Michael Schlusser sees the discord at school districts from Yuba City to Wheatland and wonders if what's happening is clear.

"This is a conservative area," Schlusser said. "To get people active in their unions you really have to be doing something to them."

Fuel prices, food costs and foreclosures, along with a federal law for the nation's schools, can benefit not-so benevolent local officials, said Schlusser, president of the Marysville Unified Teachers Association.

"What I see is a move by management and school boards and superintendents to take advantage of the economic uncertainty and the draconcian hammer of 'No Child Left Behind' to engage in a little bit of union busting," Schlusser said. "It's like after 9-11. You either get on board, or you're not a patriot."

That's not how some others see it.

Gay Todd, superintendent of the Marysville school district, said hard economic times make for hard decisions.

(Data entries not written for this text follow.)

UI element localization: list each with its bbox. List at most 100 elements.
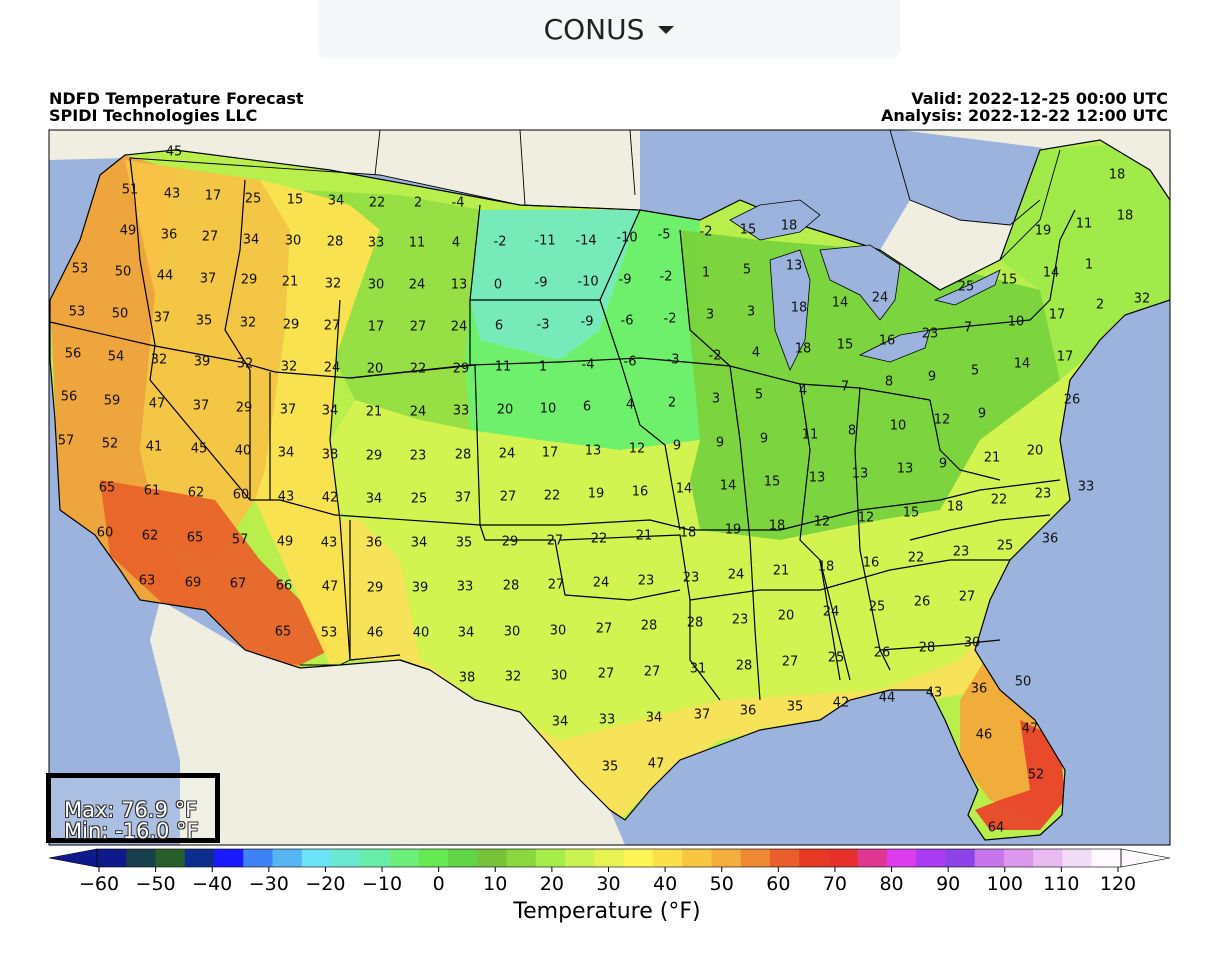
temperature-label: 27: [644, 665, 661, 680]
temperature-label: 32: [240, 316, 257, 331]
temperature-label: 14: [720, 479, 737, 494]
colorbar-segment: [272, 849, 303, 867]
state-border: [929, 399, 1001, 481]
colorbar-tick-label: 30: [596, 873, 620, 895]
temperature-label: 25: [869, 600, 886, 615]
temperature-label: 18: [769, 519, 786, 534]
lake: [769, 249, 811, 371]
temperature-label: 36: [366, 536, 383, 551]
colorbar-segment: [389, 849, 420, 867]
state-border: [479, 524, 681, 601]
temperature-label: 36: [1042, 532, 1059, 547]
colorbar: −60 −50 −40 −30 −20 −10 0 10 20 30 40 50 60 70 80 90 100…: [48, 848, 1171, 895]
temperature-label: 65: [99, 481, 116, 496]
temperature-label: 13: [585, 444, 602, 459]
temperature-label: -14: [575, 234, 596, 249]
temperature-zone: [470, 210, 640, 360]
temperature-label: 35: [196, 314, 213, 329]
temperature-label: -4: [582, 358, 595, 373]
temperature-label: 3: [706, 308, 714, 323]
temperature-label: 29: [502, 535, 519, 550]
temperature-label: 14: [1014, 357, 1031, 372]
colorbar-segment: [740, 849, 771, 867]
temperature-label: 12: [858, 511, 875, 526]
temperature-label: 47: [1022, 722, 1039, 737]
coastline: [49, 139, 1170, 841]
temperature-label: 1: [539, 360, 547, 375]
temperature-label: 57: [58, 434, 75, 449]
temperature-label: 27: [202, 230, 219, 245]
analysis-time: Analysis: 2022-12-22 12:00 UTC: [880, 106, 1168, 125]
colorbar-tick-label: 70: [823, 873, 847, 895]
temperature-label: -4: [452, 196, 465, 211]
temperature-label: -2: [664, 312, 677, 327]
temperature-label: 9: [978, 407, 986, 422]
province-border: [629, 130, 636, 196]
temperature-label: 13: [809, 471, 826, 486]
temperature-label: 20: [778, 609, 795, 624]
map-title: NDFD Temperature Forecast: [49, 89, 304, 108]
state-border: [879, 639, 1001, 651]
temperature-label: 28: [919, 641, 936, 656]
temperature-label: 18: [818, 560, 835, 575]
temperature-label: 49: [277, 535, 294, 550]
temperature-label: 59: [104, 394, 121, 409]
temperature-label: 67: [230, 577, 247, 592]
temperature-label: 21: [282, 275, 299, 290]
temperature-label: 15: [764, 475, 781, 490]
temperature-label: 16: [879, 334, 896, 349]
temperature-label: 24: [409, 278, 426, 293]
temperature-label: 60: [233, 488, 250, 503]
temperature-label: -10: [616, 231, 637, 246]
max-temp: Max: 76.9 °F: [64, 798, 198, 822]
temperature-label: 5: [971, 364, 979, 379]
colorbar-segment: [448, 849, 478, 867]
temperature-label: 28: [327, 235, 344, 250]
caret-down-icon: [658, 26, 675, 34]
colorbar-tick-label: −10: [362, 873, 402, 895]
colorbar-tick-label: 110: [1043, 873, 1079, 895]
temperature-label: 23: [922, 327, 939, 342]
temperature-label: 45: [166, 145, 183, 160]
map-frame: [48, 129, 1171, 846]
temperature-label: -10: [577, 275, 598, 290]
temperature-label: 30: [964, 636, 981, 651]
temperature-label: 2: [414, 196, 422, 211]
colorbar-segment: [945, 849, 976, 867]
temperature-label: 32: [1134, 292, 1151, 307]
colorbar-segment: [769, 849, 800, 867]
temperature-label: 27: [500, 490, 517, 505]
temperature-label: 38: [322, 448, 339, 463]
temperature-label: 2: [668, 396, 676, 411]
state-border: [909, 514, 1051, 541]
temperature-label: 34: [278, 446, 295, 461]
colorbar-tick-label: −60: [79, 873, 119, 895]
temperature-label: -2: [700, 225, 713, 240]
temperature-label: 52: [1028, 768, 1045, 783]
temperature-label: 23: [410, 449, 427, 464]
province-border: [519, 130, 526, 206]
state-border: [679, 229, 741, 441]
temperature-label: -6: [624, 355, 637, 370]
temperature-zone: [975, 720, 1065, 830]
region-selector[interactable]: CONUS: [318, 0, 900, 58]
temperature-label: 24: [499, 447, 516, 462]
temperature-label: 23: [638, 574, 655, 589]
state-border: [599, 299, 681, 531]
temperature-label: 30: [285, 234, 302, 249]
temperature-label: 27: [324, 319, 341, 334]
temperature-label: 53: [69, 305, 86, 320]
state-border: [929, 209, 1076, 331]
temperature-zone: [330, 330, 1120, 740]
temperature-label: 32: [281, 360, 298, 375]
temperature-label: 37: [193, 399, 210, 414]
temperature-label: 28: [687, 616, 704, 631]
lake: [858, 329, 931, 363]
colorbar-segment: [828, 849, 859, 867]
temperature-zone: [100, 480, 330, 665]
temperature-label: 11: [1076, 217, 1093, 232]
temperature-label: 8: [848, 424, 856, 439]
temperature-label: 30: [504, 625, 521, 640]
temperature-label: 20: [497, 403, 514, 418]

"The monetary issues are always easy when things are going well, school districts are growing and the state's budget is good," Todd said.

A proposed $4.8 billion statewide budget cut for education is part of an outlook statewide for schools that she calls "probably one of the worst times financially in my 30-year career."

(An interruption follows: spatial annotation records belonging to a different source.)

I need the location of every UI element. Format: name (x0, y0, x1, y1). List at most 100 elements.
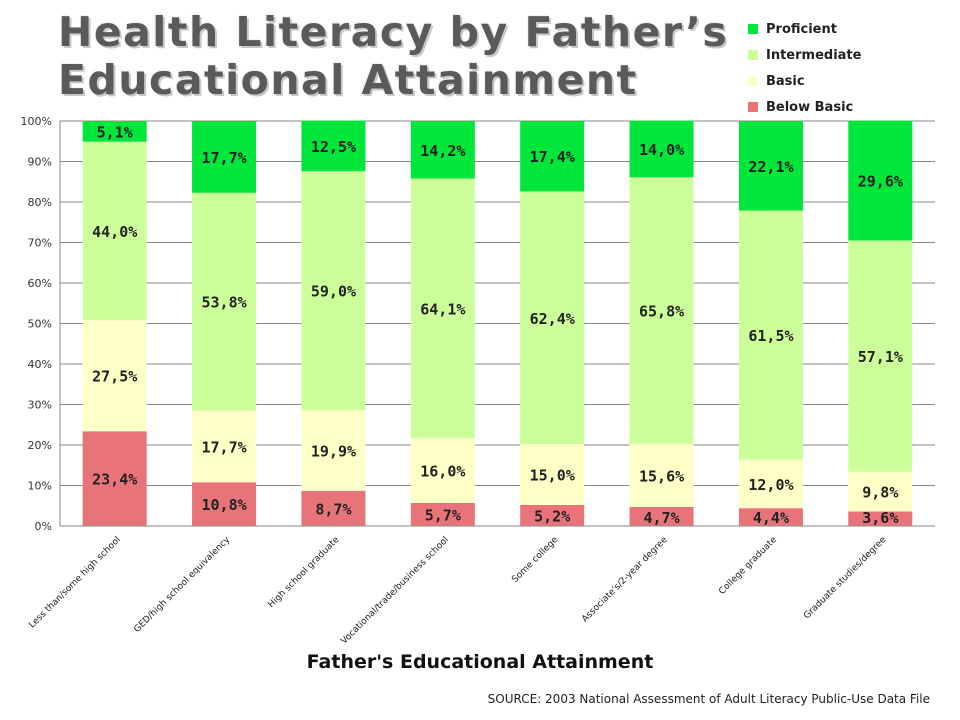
bar-segment-intermediate (520, 191, 585, 445)
bar-segment-basic (301, 410, 366, 491)
y-tick-label: 30% (28, 399, 52, 412)
y-tick-label: 20% (28, 439, 52, 452)
bar-segment-proficient (410, 121, 475, 179)
bar-segment-proficient (192, 121, 257, 193)
y-tick-label: 90% (28, 156, 52, 169)
x-tick-label: Vocational/trade/business school (339, 535, 451, 647)
bar-segment-proficient (520, 121, 585, 192)
data-label: 14,2% (420, 142, 465, 160)
data-label: 9,8% (862, 484, 898, 502)
data-label: 5,7% (425, 506, 461, 524)
bar-segment-below-basic (301, 490, 366, 526)
data-label: 5,2% (534, 507, 570, 525)
data-label: 22,1% (748, 158, 793, 176)
legend-swatch (748, 76, 758, 86)
x-tick-label: Graduate studies/degree (802, 535, 889, 622)
legend-item-proficient: Proficient (748, 16, 861, 42)
x-tick-label: Associate's/2-year degree (580, 535, 670, 625)
x-tick-label: College graduate (717, 535, 779, 597)
source-note: SOURCE: 2003 National Assessment of Adul… (487, 692, 930, 706)
y-tick-label: 10% (28, 480, 52, 493)
data-label: 17,7% (201, 438, 246, 456)
data-label: 12,0% (748, 476, 793, 494)
x-tick-label: Some college (510, 535, 560, 585)
data-label: 3,6% (862, 509, 898, 527)
data-label: 61,5% (748, 327, 793, 345)
y-tick-label: 50% (28, 318, 52, 331)
bar-segment-proficient (301, 120, 366, 172)
x-tick-label: High school graduate (266, 535, 341, 610)
bar-segment-intermediate (301, 171, 366, 411)
bar-segment-basic (410, 438, 475, 503)
bar-segment-intermediate (629, 177, 694, 444)
y-tick-label: 80% (28, 196, 52, 209)
bar-segment-below-basic (848, 511, 913, 526)
y-tick-label: 100% (21, 115, 52, 128)
bar-segment-basic (629, 443, 694, 507)
data-label: 62,4% (530, 310, 575, 328)
y-tick-label: 0% (35, 520, 52, 533)
data-label: 15,0% (530, 467, 575, 485)
legend-item-below-basic: Below Basic (748, 94, 861, 120)
legend-swatch (748, 24, 758, 34)
bar-segment-below-basic (520, 504, 585, 526)
legend-swatch (748, 50, 758, 60)
legend-label: Proficient (766, 21, 837, 37)
legend-label: Intermediate (766, 47, 862, 63)
bar-segment-basic (738, 459, 803, 509)
chart-legend: Proficient Intermediate Basic Below Basic (748, 16, 861, 120)
data-label: 10,8% (201, 496, 246, 514)
bar-segment-intermediate (192, 192, 257, 411)
legend-label: Basic (766, 73, 805, 89)
bar-segment-proficient (848, 120, 913, 241)
data-label: 65,8% (639, 303, 684, 321)
x-tick-label: GED/high school equivalency (132, 535, 232, 635)
x-axis-title: Father's Educational Attainment (306, 651, 654, 673)
bar-segment-below-basic (192, 482, 257, 526)
bar-segment-below-basic (82, 431, 147, 526)
data-label: 15,6% (639, 467, 684, 485)
bar-segment-intermediate (738, 210, 803, 460)
data-label: 23,4% (92, 471, 137, 489)
bar-segment-intermediate (410, 178, 475, 439)
legend-item-basic: Basic (748, 68, 861, 94)
bar-segment-intermediate (82, 141, 147, 320)
data-label: 5,1% (97, 123, 133, 141)
bar-segment-below-basic (738, 508, 803, 526)
x-tick-label: Less than/some high school (27, 535, 122, 630)
bar-segment-basic (520, 444, 585, 505)
y-tick-label: 40% (28, 358, 52, 371)
data-label: 16,0% (420, 463, 465, 481)
y-tick-label: 70% (28, 237, 52, 250)
bar-segment-intermediate (848, 240, 913, 472)
data-label: 57,1% (858, 348, 903, 366)
data-label: 17,7% (201, 149, 246, 167)
bar-segment-basic (848, 471, 913, 512)
data-label: 14,0% (639, 141, 684, 159)
bar-segment-below-basic (629, 506, 694, 526)
legend-label: Below Basic (766, 99, 854, 115)
bar-segment-proficient (629, 120, 694, 178)
chart-title: Health Literacy by Father’s Educational … (58, 8, 738, 104)
data-label: 17,4% (530, 148, 575, 166)
legend-item-intermediate: Intermediate (748, 42, 861, 68)
data-label: 19,9% (311, 442, 356, 460)
data-label: 12,5% (311, 138, 356, 156)
data-label: 59,0% (311, 283, 356, 301)
bar-segment-proficient (82, 121, 147, 142)
chart-title-line-2: Educational Attainment (58, 56, 638, 104)
data-label: 8,7% (315, 500, 351, 518)
data-label: 27,5% (92, 368, 137, 386)
data-label: 4,4% (753, 509, 789, 527)
bar-segment-below-basic (410, 502, 475, 526)
bar-segment-proficient (738, 121, 803, 211)
bar-segment-basic (192, 410, 257, 483)
chart-title-line-1: Health Literacy by Father’s (58, 8, 729, 56)
data-label: 53,8% (201, 294, 246, 312)
legend-swatch (748, 102, 758, 112)
data-label: 4,7% (644, 509, 680, 527)
bar-segment-basic (82, 319, 147, 432)
y-tick-label: 60% (28, 277, 52, 290)
data-label: 44,0% (92, 223, 137, 241)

Whatever their cause and their cure, few seem to dispute that local school districts are rich in conflicts.

"I've never seen education like this," said Jim Flurry, a trustee for the Marysville school district, who from 1971-2004 worked as a teacher or school administrator.

An overflow crowd came to the meeting of the Wheatland Union High School District on Tuesday to protest what they heard were plans to change the schedule of classes.

Marysville and Yuba City school districts continue talks over teacher contracts.

The Nuestro Elementary School District near Live Oak, where teachers say forming a local union ran into resistance from the administration, meets Tuesday in closed session to confer with labor negotiators.

Attorney Thomas M. Griffin, who represents the school district and for decades has worked on education-related issues, said economics explains much of the current controversy surrounding education. But some conflict comes from the many lawsuits filed against schools during good and bad times.

Griffin, who has a doctorate in education from the University of California, Berkeley, said he's taught enough classes to know the work is very difficult.

"It's a hell of a lot easier being a lawyer than it is being a teacher," Griffin said.

But teacher unions can be a part of the problems faced by school districts, he added.

"The job of the labor union is not to educate kids," the attorney said. "It's to get more (money) and benefits for the teachers for less and less work."

Dina Luetgens, president of the Yuba City Teachers Association, doesn't see that as the union's role. And she doesn't believe that economics alone explains the continuing dispute between teachers and the district in Yuba City.

"It doesn't seem to matter whether there's money or not," Luetgens, a science teacher, said of school district finances and negotiations. "It seems to depend on who's the leadership."

Teachers in counties including Sutter and Yuba will celebrate the 26th annual "Day of the Teacher" on Wednesday.

The day will include banquets and awards of past years — plus a new statewide grassroots "highways and byways" effort that will meet locally at Gray Avenue School in Yuba City and then to the mall on Colusa Avenue.

"This is a new thing," said Cathy McGuigan, a Yuba City representative of the California Teachers Association.

The demonstration is designed to protest the $4.8 billion cut in state education, while arguing for a state budget the CTA said "protects our schools and students."